# Airedale hog hunt #3



## scottcain (Sep 27, 2012)

More to follow


----------



## RUGERWARRIOR (Sep 27, 2012)

Oh my goodness at them cutters!!!!


----------



## brandonsc (Sep 28, 2012)

where did that hog in the first picture come from?


----------



## scottcain (Sep 29, 2012)

North Georgia Mountains


----------



## xjd33x (Oct 5, 2012)

Love those airdales. Brings back great memories, my grandpa used to hunt em in the north georgia mountains also. Thanks for the posts.


----------



## pollock (Oct 5, 2012)

*hogs*

dang them some good lookin pigs i think i have some pics just like those


----------



## scottcain (Oct 7, 2012)

pollock said:


> dang them some good lookin pigs i think i have some pics just like those


Your the man smoky


----------



## scottcain (Oct 21, 2012)

Thank you to everyone that has picked up their Airedales!


----------



## buckeroo (Oct 23, 2012)

Tell me more about the hog in the snow picture.
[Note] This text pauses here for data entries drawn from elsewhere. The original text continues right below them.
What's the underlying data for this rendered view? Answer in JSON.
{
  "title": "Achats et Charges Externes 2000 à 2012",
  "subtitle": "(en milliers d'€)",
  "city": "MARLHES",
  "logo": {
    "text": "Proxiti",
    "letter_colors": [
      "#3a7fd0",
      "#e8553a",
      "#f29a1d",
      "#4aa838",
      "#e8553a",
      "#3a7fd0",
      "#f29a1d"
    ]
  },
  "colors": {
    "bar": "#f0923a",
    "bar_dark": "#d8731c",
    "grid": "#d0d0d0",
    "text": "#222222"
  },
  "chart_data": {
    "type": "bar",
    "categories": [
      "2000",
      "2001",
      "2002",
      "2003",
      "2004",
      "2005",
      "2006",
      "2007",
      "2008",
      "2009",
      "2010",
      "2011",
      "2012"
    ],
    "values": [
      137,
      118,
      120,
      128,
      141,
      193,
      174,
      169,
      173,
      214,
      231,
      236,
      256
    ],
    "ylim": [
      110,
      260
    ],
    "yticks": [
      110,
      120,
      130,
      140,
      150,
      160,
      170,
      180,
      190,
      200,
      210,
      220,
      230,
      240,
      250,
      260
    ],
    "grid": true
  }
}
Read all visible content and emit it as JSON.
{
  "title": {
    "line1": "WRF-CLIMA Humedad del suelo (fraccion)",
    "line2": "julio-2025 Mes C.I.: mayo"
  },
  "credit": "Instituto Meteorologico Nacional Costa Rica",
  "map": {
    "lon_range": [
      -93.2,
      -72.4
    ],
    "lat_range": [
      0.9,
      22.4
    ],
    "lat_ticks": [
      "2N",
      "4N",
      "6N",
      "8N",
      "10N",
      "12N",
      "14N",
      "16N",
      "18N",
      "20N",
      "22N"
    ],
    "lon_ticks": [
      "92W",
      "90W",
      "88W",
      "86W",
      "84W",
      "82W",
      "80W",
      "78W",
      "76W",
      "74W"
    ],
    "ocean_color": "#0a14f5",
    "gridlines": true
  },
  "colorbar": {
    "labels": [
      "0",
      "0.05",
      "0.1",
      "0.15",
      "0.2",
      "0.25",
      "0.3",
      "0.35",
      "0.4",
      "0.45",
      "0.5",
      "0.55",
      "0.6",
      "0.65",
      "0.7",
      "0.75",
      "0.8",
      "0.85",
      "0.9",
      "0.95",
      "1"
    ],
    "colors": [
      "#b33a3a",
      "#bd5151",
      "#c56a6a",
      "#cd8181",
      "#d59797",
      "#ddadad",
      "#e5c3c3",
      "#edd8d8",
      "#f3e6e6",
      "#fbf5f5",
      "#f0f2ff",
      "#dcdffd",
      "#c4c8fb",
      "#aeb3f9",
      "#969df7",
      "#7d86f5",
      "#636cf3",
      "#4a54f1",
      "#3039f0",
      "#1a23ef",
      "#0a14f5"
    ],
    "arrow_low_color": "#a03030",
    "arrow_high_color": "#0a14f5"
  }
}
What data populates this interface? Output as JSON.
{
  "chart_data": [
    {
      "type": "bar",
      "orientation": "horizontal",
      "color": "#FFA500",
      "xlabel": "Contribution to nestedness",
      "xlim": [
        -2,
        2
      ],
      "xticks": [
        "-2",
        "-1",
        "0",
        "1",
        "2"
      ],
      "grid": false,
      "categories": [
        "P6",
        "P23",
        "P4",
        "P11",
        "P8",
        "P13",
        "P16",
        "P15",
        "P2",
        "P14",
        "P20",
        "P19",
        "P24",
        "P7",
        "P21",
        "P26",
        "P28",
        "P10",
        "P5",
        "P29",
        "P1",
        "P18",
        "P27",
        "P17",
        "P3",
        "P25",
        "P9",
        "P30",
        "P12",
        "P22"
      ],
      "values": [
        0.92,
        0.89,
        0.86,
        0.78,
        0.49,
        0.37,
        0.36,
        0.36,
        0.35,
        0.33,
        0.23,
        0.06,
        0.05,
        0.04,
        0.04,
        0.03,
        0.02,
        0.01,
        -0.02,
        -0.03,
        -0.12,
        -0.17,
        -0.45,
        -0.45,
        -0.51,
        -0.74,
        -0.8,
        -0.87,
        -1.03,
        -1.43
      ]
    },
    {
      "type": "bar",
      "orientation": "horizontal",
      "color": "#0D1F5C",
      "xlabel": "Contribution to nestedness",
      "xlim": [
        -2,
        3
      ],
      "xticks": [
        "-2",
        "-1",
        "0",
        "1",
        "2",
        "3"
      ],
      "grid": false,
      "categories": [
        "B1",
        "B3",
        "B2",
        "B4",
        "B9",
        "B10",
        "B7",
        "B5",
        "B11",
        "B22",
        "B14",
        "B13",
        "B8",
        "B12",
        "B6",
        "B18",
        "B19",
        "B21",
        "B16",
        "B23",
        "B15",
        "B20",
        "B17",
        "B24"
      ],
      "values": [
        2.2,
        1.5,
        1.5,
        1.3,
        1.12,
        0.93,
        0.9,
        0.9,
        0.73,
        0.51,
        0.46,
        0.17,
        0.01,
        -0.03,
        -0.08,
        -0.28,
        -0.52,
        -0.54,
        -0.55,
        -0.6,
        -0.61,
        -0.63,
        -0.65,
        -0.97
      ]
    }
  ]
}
I have NEVER seen a hog anywhere, especially GA, with those sized teeth. What's up with that?!!!!

Beautiful dogs too!


----------



## fireretriever (Oct 23, 2012)

Someone cut the wetters off that hog. Thats why his cutters are so long. Don't care what anyone says but they aint natural. Hunted theses things from texas to ga and from washington (state) to Louisiana. Those long things are useless to the hog and don't undto cut very bad either. They look cool but I would have left him in the pen and picked one that look more realistic. Just my 2 cents only hunted these things for the last 30 years. Owned airdales too and had one real good one but he was a shut down catch dog if it was under 150, no bark at all and could trail a wounded deer better than anything i have ever seen, as long as you kept him leashed. Dogs are never better than their owners. Just another thought for those that believe everything they hear and see on the web.


----------



## Canon (Oct 23, 2012)

scottcain said:


> Thank you to everyone that has picked up their Airedales!


This statement sums it up. It was all smoke and mirrors


----------